A 56-year-old woman, who was suffering from gallbladder cancer and had recently tested positive for COVID-19, died at a hospital here on Wednesday, taking the death toll due to the deadly virus in Bihar to seven, officials said. State epidemiologist Ragini Mishra said the woman breathed her last around noon at Nalanda Medical College and Hospital in the city.
"The woman was a resident of Alamganj locality of the city. She tested positive for COVID-19 on May 10," Mishra told PTI over phone. With this, the number of COVID-19 fatalities in Bihar has risen to seven. All the other six patients, who died earlier, were males.
One of them was a resident of Belchhi block in rural Patna while the others belonged to Munger, Vaishali, East Champaran, Sitamarhi and Rohtas districts. Barring the Rohtas patient, who was 70-years-old, all the others were under 60 years of age and had pre-existing medical conditions. Meanwhile, the state has witnessed its biggest spurt in COVID-19 cases on Tuesday when a total of 118 people tested positive for the deadly virus and the aggregate soared to 879, health department's principal secretary Sanjay Kumar said.
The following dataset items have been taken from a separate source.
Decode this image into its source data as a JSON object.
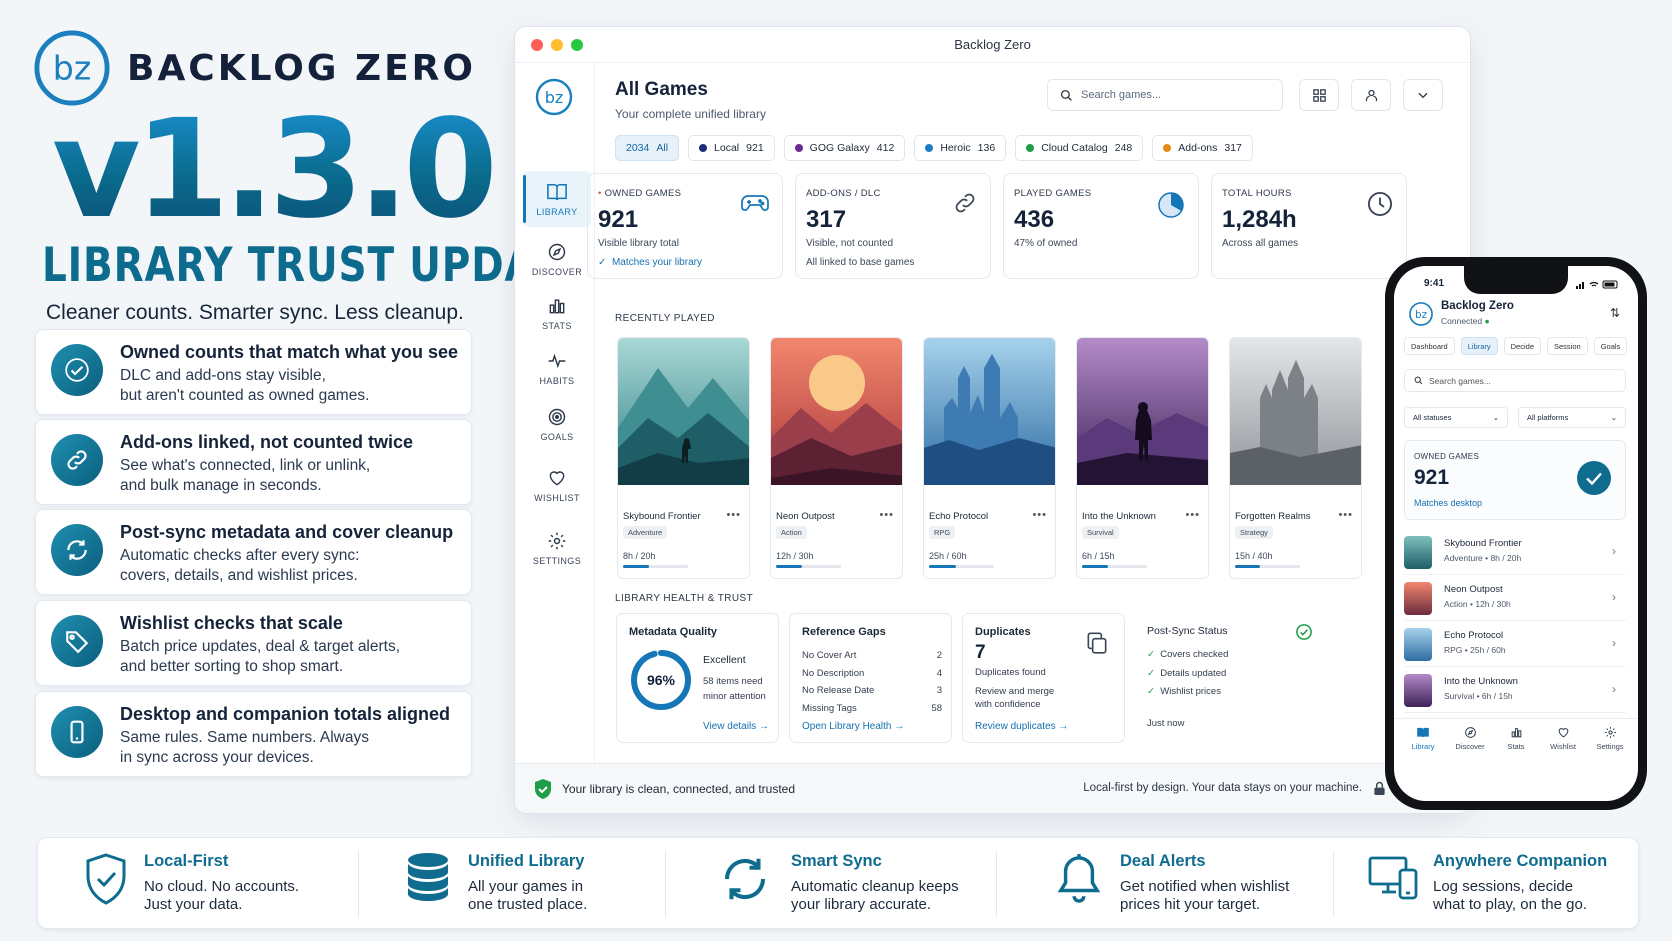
{
  "brand": {
    "name": "BACKLOG ZERO",
    "logo_text": "bz",
    "version": "v1.3.0",
    "subtitle": "LIBRARY TRUST UPDATE",
    "tagline": "Cleaner counts. Smarter sync. Less cleanup."
  },
  "features": [
    {
      "icon": "check-icon",
      "title": "Owned counts that match what you see",
      "line1": "DLC and add-ons stay visible,",
      "line2": "but aren't counted as owned games."
    },
    {
      "icon": "link-icon",
      "title": "Add-ons linked, not counted twice",
      "line1": "See what's connected, link or unlink,",
      "line2": "and bulk manage in seconds."
    },
    {
      "icon": "sync-icon",
      "title": "Post-sync metadata and cover cleanup",
      "line1": "Automatic checks after every sync:",
      "line2": "covers, details, and wishlist prices."
    },
    {
      "icon": "tag-icon",
      "title": "Wishlist checks that scale",
      "line1": "Batch price updates, deal & target alerts,",
      "line2": "and better sorting to shop smart."
    },
    {
      "icon": "phone-icon",
      "title": "Desktop and companion totals aligned",
      "line1": "Same rules. Same numbers. Always",
      "line2": "in sync across your devices."
    }
  ],
  "window": {
    "title": "Backlog Zero",
    "sidebar": [
      {
        "label": "LIBRARY",
        "icon": "book-icon"
      },
      {
        "label": "DISCOVER",
        "icon": "compass-icon"
      },
      {
        "label": "STATS",
        "icon": "bar-chart-icon"
      },
      {
        "label": "HABITS",
        "icon": "pulse-icon"
      },
      {
        "label": "GOALS",
        "icon": "target-icon"
      },
      {
        "label": "WISHLIST",
        "icon": "heart-icon"
      },
      {
        "label": "SETTINGS",
        "icon": "gear-icon"
      }
    ],
    "page_title": "All Games",
    "page_subtitle": "Your complete unified library",
    "search_placeholder": "Search games...",
    "chips": [
      {
        "count": "2034",
        "label": "All",
        "color": ""
      },
      {
        "count": "921",
        "label": "Local",
        "color": "#1a2f7a"
      },
      {
        "count": "412",
        "label": "GOG Galaxy",
        "color": "#6b2c8e"
      },
      {
        "count": "136",
        "label": "Heroic",
        "color": "#1f7cc4"
      },
      {
        "count": "248",
        "label": "Cloud Catalog",
        "color": "#1f9d48"
      },
      {
        "count": "317",
        "label": "Add-ons",
        "color": "#e58a1a"
      }
    ],
    "stats": [
      {
        "label": "OWNED GAMES",
        "value": "921",
        "note": "Visible library total",
        "note2": "Matches your library",
        "icon": "gamepad-icon"
      },
      {
        "label": "ADD-ONS / DLC",
        "value": "317",
        "note": "Visible, not counted",
        "note2": "All linked to base games",
        "icon": "link-icon"
      },
      {
        "label": "PLAYED GAMES",
        "value": "436",
        "note": "47% of owned",
        "note2": "",
        "icon": "pie-icon"
      },
      {
        "label": "TOTAL HOURS",
        "value": "1,284h",
        "note": "Across all games",
        "note2": "",
        "icon": "clock-icon"
      }
    ],
    "recent_label": "RECENTLY PLAYED",
    "games": [
      {
        "title": "Skybound Frontier",
        "genre": "Adventure",
        "hours": "8h / 20h",
        "progress": 0.4
      },
      {
        "title": "Neon Outpost",
        "genre": "Action",
        "hours": "12h / 30h",
        "progress": 0.4
      },
      {
        "title": "Echo Protocol",
        "genre": "RPG",
        "hours": "25h / 60h",
        "progress": 0.42
      },
      {
        "title": "Into the Unknown",
        "genre": "Survival",
        "hours": "6h / 15h",
        "progress": 0.4
      },
      {
        "title": "Forgotten Realms",
        "genre": "Strategy",
        "hours": "15h / 40h",
        "progress": 0.38
      }
    ],
    "health_label": "LIBRARY HEALTH & TRUST",
    "metadata": {
      "title": "Metadata Quality",
      "percent": "96%",
      "percent_value": 96,
      "grade": "Excellent",
      "line1": "58 items need",
      "line2": "minor attention",
      "link": "View details →"
    },
    "gaps": {
      "title": "Reference Gaps",
      "rows": [
        {
          "label": "No Cover Art",
          "value": "2"
        },
        {
          "label": "No Description",
          "value": "4"
        },
        {
          "label": "No Release Date",
          "value": "3"
        },
        {
          "label": "Missing Tags",
          "value": "58"
        }
      ],
      "link": "Open Library Health →"
    },
    "duplicates": {
      "title": "Duplicates",
      "value": "7",
      "found": "Duplicates found",
      "line1": "Review and merge",
      "line2": "with confidence",
      "link": "Review duplicates →"
    },
    "postsync": {
      "title": "Post-Sync Status",
      "items": [
        "Covers checked",
        "Details updated",
        "Wishlist prices"
      ],
      "time": "Just now"
    },
    "status_left": "Your library is clean, connected, and trusted",
    "status_right": "Local-first by design. Your data stays on your machine."
  },
  "phone": {
    "time": "9:41",
    "app": "Backlog Zero",
    "status": "Connected",
    "tabs": [
      "Dashboard",
      "Library",
      "Decide",
      "Session",
      "Goals"
    ],
    "search": "Search games...",
    "filter1": "All statuses",
    "filter2": "All platforms",
    "owned_label": "OWNED GAMES",
    "owned_value": "921",
    "owned_note": "Matches desktop",
    "rows": [
      {
        "name": "Skybound Frontier",
        "meta": "Adventure • 8h / 20h"
      },
      {
        "name": "Neon Outpost",
        "meta": "Action • 12h / 30h"
      },
      {
        "name": "Echo Protocol",
        "meta": "RPG • 25h / 60h"
      },
      {
        "name": "Into the Unknown",
        "meta": "Survival • 6h / 15h"
      }
    ],
    "nav": [
      "Library",
      "Discover",
      "Stats",
      "Wishlist",
      "Settings"
    ]
  },
  "footer": [
    {
      "title": "Local-First",
      "line1": "No cloud. No accounts.",
      "line2": "Just your data.",
      "icon": "shield-icon"
    },
    {
      "title": "Unified Library",
      "line1": "All your games in",
      "line2": "one trusted place.",
      "icon": "database-icon"
    },
    {
      "title": "Smart Sync",
      "line1": "Automatic cleanup keeps",
      "line2": "your library accurate.",
      "icon": "sync-icon"
    },
    {
      "title": "Deal Alerts",
      "line1": "Get notified when wishlist",
      "line2": "prices hit your target.",
      "icon": "bell-icon"
    },
    {
      "title": "Anywhere Companion",
      "line1": "Log sessions, decide",
      "line2": "what to play, on the go.",
      "icon": "devices-icon"
    }
  ],
  "colors": {
    "accent": "#1577b8",
    "teal": "#0f6c8f",
    "success": "#1f9d48"
  }
}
Of these cases, test reports of 49 people who were found to be COVID-19 positive came around midnight Tuesday while 69 people had tested positive earlier in the day.
Those testing positive included a 20-year-old man from Jamui, which had so far been the only one among the 38 districts without a coronavirus case, Kumar said Wednesday.
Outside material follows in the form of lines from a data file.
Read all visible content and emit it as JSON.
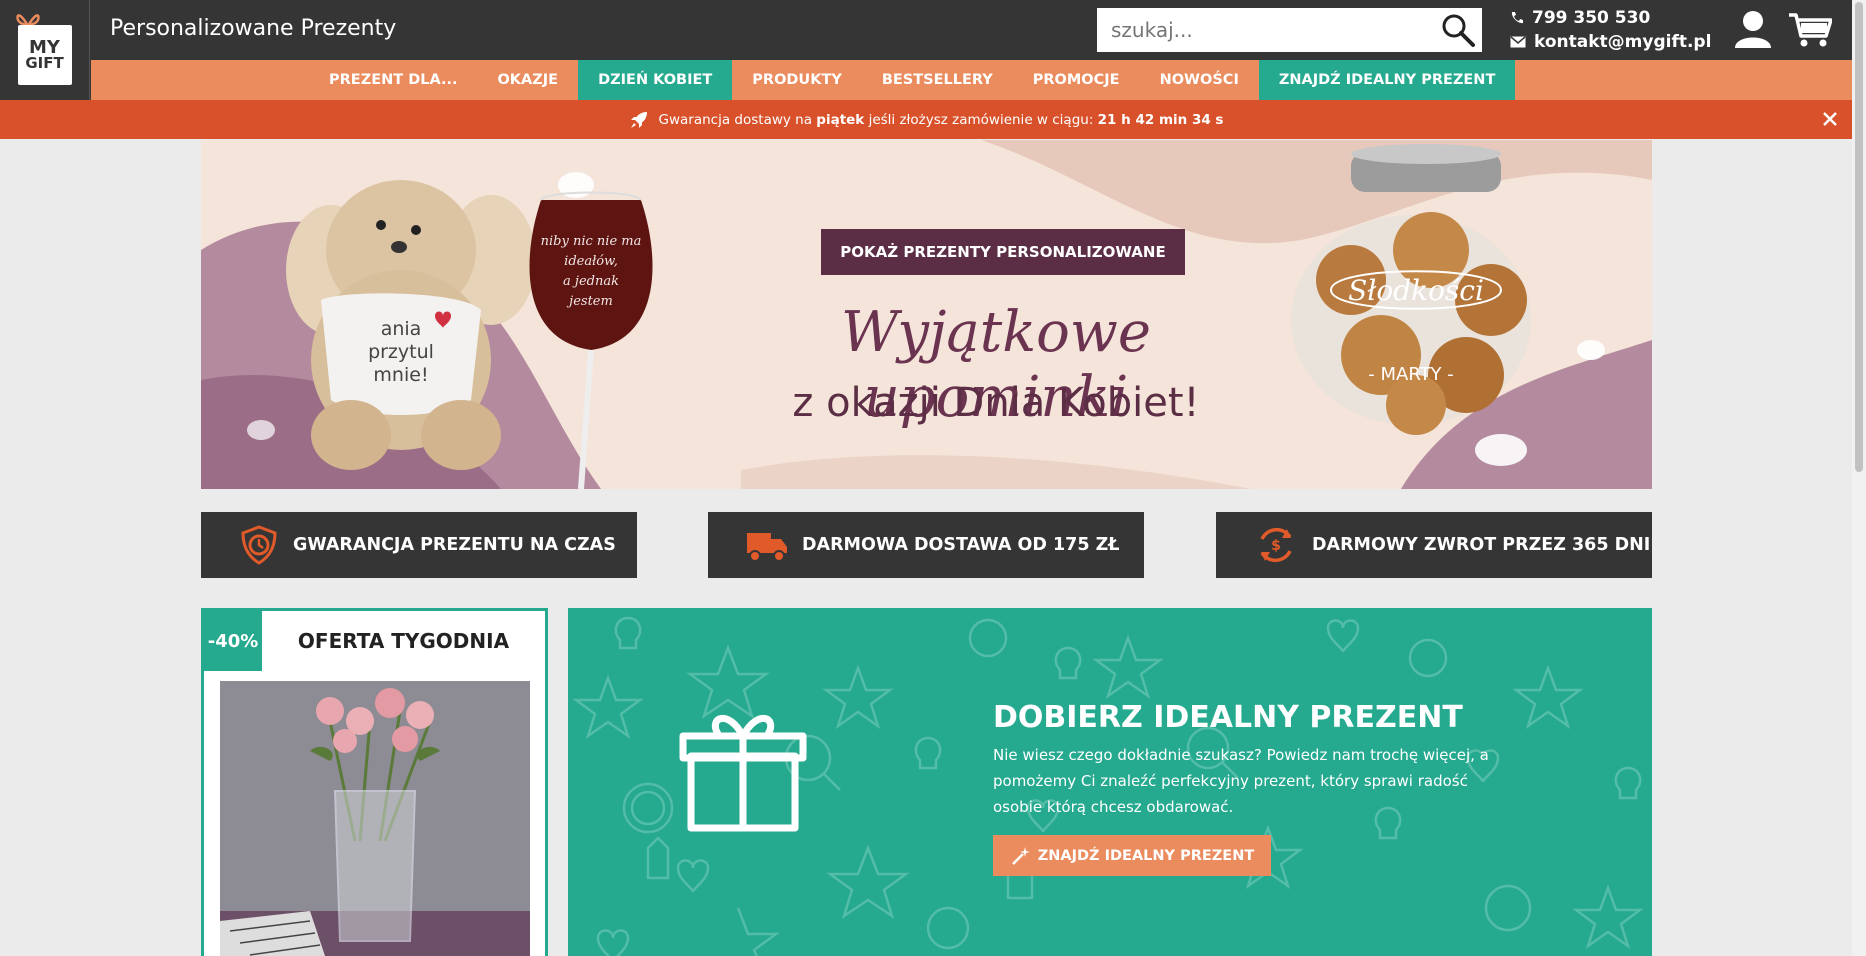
{
  "header": {
    "logo_line1": "MY",
    "logo_line2": "GIFT",
    "site_title": "Personalizowane Prezenty",
    "search_placeholder": "szukaj...",
    "phone": "799 350 530",
    "email": "kontakt@mygift.pl"
  },
  "nav": {
    "items": [
      {
        "label": "PREZENT DLA..."
      },
      {
        "label": "OKAZJE"
      },
      {
        "label": "DZIEŃ KOBIET"
      },
      {
        "label": "PRODUKTY"
      },
      {
        "label": "BESTSELLERY"
      },
      {
        "label": "PROMOCJE"
      },
      {
        "label": "NOWOŚCI"
      },
      {
        "label": "ZNAJDŹ IDEALNY PREZENT"
      }
    ]
  },
  "promo": {
    "text_before": "Gwarancja dostawy na ",
    "day": "piątek",
    "text_middle": " jeśli złożysz zamówienie w ciągu: ",
    "countdown": "21 h 42 min 34 s"
  },
  "hero": {
    "button_label": "POKAŻ PREZENTY PERSONALIZOWANE",
    "headline_script": "Wyjątkowe upominki",
    "headline_sub": "z okazji Dnia Kobiet!",
    "bear_shirt_text": "ania przytul mnie!",
    "glass_text": "niby nic nie ma ideałów, a jednak jestem",
    "jar_text": "Słodkości",
    "jar_name": "- MARTY -"
  },
  "features": [
    {
      "label": "GWARANCJA PREZENTU NA CZAS"
    },
    {
      "label": "DARMOWA DOSTAWA OD 175 ZŁ"
    },
    {
      "label": "DARMOWY ZWROT PRZEZ 365 DNI"
    }
  ],
  "offer": {
    "badge": "-40%",
    "title": "OFERTA TYGODNIA"
  },
  "finder": {
    "title": "DOBIERZ IDEALNY PREZENT",
    "text": "Nie wiesz czego dokładnie szukasz? Powiedz nam trochę więcej, a pomożemy Ci znaleźć perfekcyjny prezent, który sprawi radość osobie którą chcesz obdarować.",
    "button_label": "ZNAJDŹ IDEALNY PREZENT"
  },
  "colors": {
    "dark": "#353535",
    "orange": "#ea8c5e",
    "teal": "#25a98f",
    "red": "#d9512a",
    "plum": "#5b2e45"
  }
}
This was the first instance of the state's tally rising by a three-digit figure in a day.
A steep hike has been witnessed in the number of cases in Bihar over the past one week, when migrants, stuck up elsewhere during the lockdown, began returning in droves.
Patna district accounted for a total of 18 cases during the day. The district housing the state capital is the second worst affected in Bihar with 90 cases, two of whom has died while 35 others have recovered.
A woman in her 40s tested positive in Munger, the worst affected district, raising its total to 116. Rohtas has the third highest number of 72 cases, followed by Nalanda (63), Buxar (56), Begusarai (40), Siwan (34), Kaimur (32), Madhubani (30), Khagaria (27), Bhagalpur (26) and West Champaran (25). Of the 38 districts in the state, only 12 have reported less than 10 cases.
There has been a steep rise in the number of cases reported during the last 10 days which have seen the state's tally grow by close to 400. This has been, to a significant extent, caused by the heavy influx of migrants who have been returning to their home state by special trains and other modes of transport. "The health department has been very attentive to the arrival of migrants from other states and analysing data on a continuous basis," said the principal secretary.
Most migrants testing positive have come from Delhi (55), Gujarat (46), Maharashtra (44), West Bengal (16) and Uttar Pradesh (11). The districts accounting for a high number of migrants testing positive are Begusarai (26), Nalanda (15), Munger and Bhagalpur (13 each), Saharsa and Patna (11 each) and Khagaria (10). The influx of migrants is likely to pick up further with Chief Minister Nitish Kumar urging the Centre to run additional trains, besides coordinating with states for plying buses so that all desirous of a journey back home could return in "the next seven to eight days".